Endodontic therapy requires adequate knowledge of the anatomy of the root canal system and its multiple variations [4-7], of the biology and pathology of the dental pulp and periradicular tissues [8]. In turn, the operative procedures require proper disinfection and chemical-mechanical preparation of the root canal, its cleaning and shaping [9-12], and its obturation by means of biocompatible materials that have the ability to stimulate the reparative process [13-15] Tissue repair is an essential process that restores tissue integrity and regular function. However, different therapeutic factors and clinical conditions can interfere in this periapical healing process [16]. This procedure pretends minimize bone injuries in incipient stages MRONJ. It is known respective surgeries are required in case MRONJ stage 3 are consolidated and non-invasive maneuvers could not be effective [1].

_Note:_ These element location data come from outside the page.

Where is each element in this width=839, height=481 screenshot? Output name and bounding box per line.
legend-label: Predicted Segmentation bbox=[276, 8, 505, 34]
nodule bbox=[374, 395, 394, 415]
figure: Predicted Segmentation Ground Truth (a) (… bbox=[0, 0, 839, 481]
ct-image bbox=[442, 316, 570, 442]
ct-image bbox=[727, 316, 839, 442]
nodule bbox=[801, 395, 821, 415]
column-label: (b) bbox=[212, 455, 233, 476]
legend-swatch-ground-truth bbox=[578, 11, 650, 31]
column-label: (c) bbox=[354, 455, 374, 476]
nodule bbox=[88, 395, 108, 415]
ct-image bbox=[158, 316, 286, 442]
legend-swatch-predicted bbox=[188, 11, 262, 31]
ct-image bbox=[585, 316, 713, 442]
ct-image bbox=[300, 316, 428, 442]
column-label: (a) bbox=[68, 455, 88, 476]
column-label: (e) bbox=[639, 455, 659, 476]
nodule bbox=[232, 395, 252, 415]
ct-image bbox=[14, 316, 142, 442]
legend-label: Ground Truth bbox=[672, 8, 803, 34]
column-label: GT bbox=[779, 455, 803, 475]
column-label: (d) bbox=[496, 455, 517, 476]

At present, a large part of the endodontic treatments performed in the clinic are due to pathologies that refer to the pulp and the periapic. The pulp is a richly vascularized and innervated tissue, delimited by an inextensible environment such as dentin, with terminal blood circulation and a small caliber periapic circulatory access zone. All this means that the defensive capacity of the pulp tissue is very limited against the various aggressions that it may suffer. The pulp tissue can also be affected by a retrograde infection [17], from the periodontal ligament or from the apex during a periodontitis process. Because periapical pathology almost always precedes pulp involvement.

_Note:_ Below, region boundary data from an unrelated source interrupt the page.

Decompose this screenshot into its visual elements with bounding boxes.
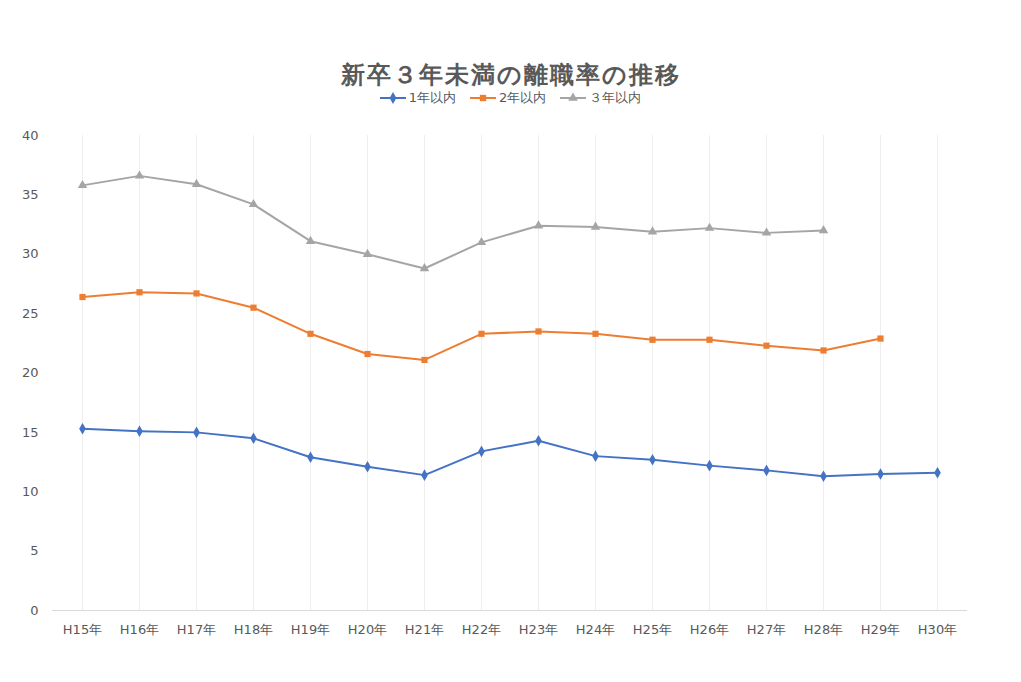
svg-text:H27年: H27年 [747, 622, 786, 637]
svg-text:20: 20 [22, 365, 39, 380]
svg-text:H15年: H15年 [63, 622, 102, 637]
svg-text:H25年: H25年 [633, 622, 672, 637]
svg-text:H28年: H28年 [804, 622, 843, 637]
svg-text:35: 35 [22, 187, 39, 202]
svg-text:H23年: H23年 [519, 622, 558, 637]
svg-text:H21年: H21年 [405, 622, 444, 637]
svg-text:30: 30 [22, 246, 39, 261]
svg-text:40: 40 [22, 128, 39, 143]
html-text:新卒３年未満の離職率の推移: 新卒３年未満の離職率の推移 [340, 61, 681, 89]
svg-text:25: 25 [22, 306, 39, 321]
svg-text:H19年: H19年 [291, 622, 330, 637]
html-text:1年以内: 1年以内 [408, 90, 456, 105]
svg-text:15: 15 [22, 425, 39, 440]
svg-text:H29年: H29年 [861, 622, 900, 637]
html-text:３年以内: ３年以内 [589, 90, 642, 105]
svg-text:H26年: H26年 [690, 622, 729, 637]
svg-text:H17年: H17年 [177, 622, 216, 637]
svg-text:H22年: H22年 [462, 622, 501, 637]
svg-text:10: 10 [22, 484, 39, 499]
svg-text:H20年: H20年 [348, 622, 387, 637]
svg-text:0: 0 [30, 603, 38, 618]
svg-text:H30年: H30年 [918, 622, 957, 637]
svg-text:H16年: H16年 [120, 622, 159, 637]
svg-text:5: 5 [30, 543, 38, 558]
html-text:2年以内: 2年以内 [499, 90, 547, 105]
svg-text:H24年: H24年 [576, 622, 615, 637]
svg-text:H18年: H18年 [234, 622, 273, 637]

Due to the various causes that produce pulp and periapical pathology, the basic pathogenic process that develops is that of the inflammatory response. The pulp will react causing pulpitis, an inflammation that occurs in response to direct and immune mechanisms. The direct mechanisms are microorganisms, the results reach the pulp through the exposed dentin tubules, either by caries, trauma or irritating factors (bacterial products, bacterias, endotoxins, etc.), which when penetrating through the tubules dentinals, destroy the odontoblast and underlying cells [18]. Complement factors and immunoglobulins act on immune mechanisms.
Endodontic therapy would be providing greater dental therapeutic benefit to compensate for the morbidity of the pathology MRONJ. There is a need not to suspend antiresorptive medication necessary according to medical criteria both in osteoporotic and oncological patients, since in that sense, according to the pharmacokinetics and pharmacodynamics of AR drugs [19,20].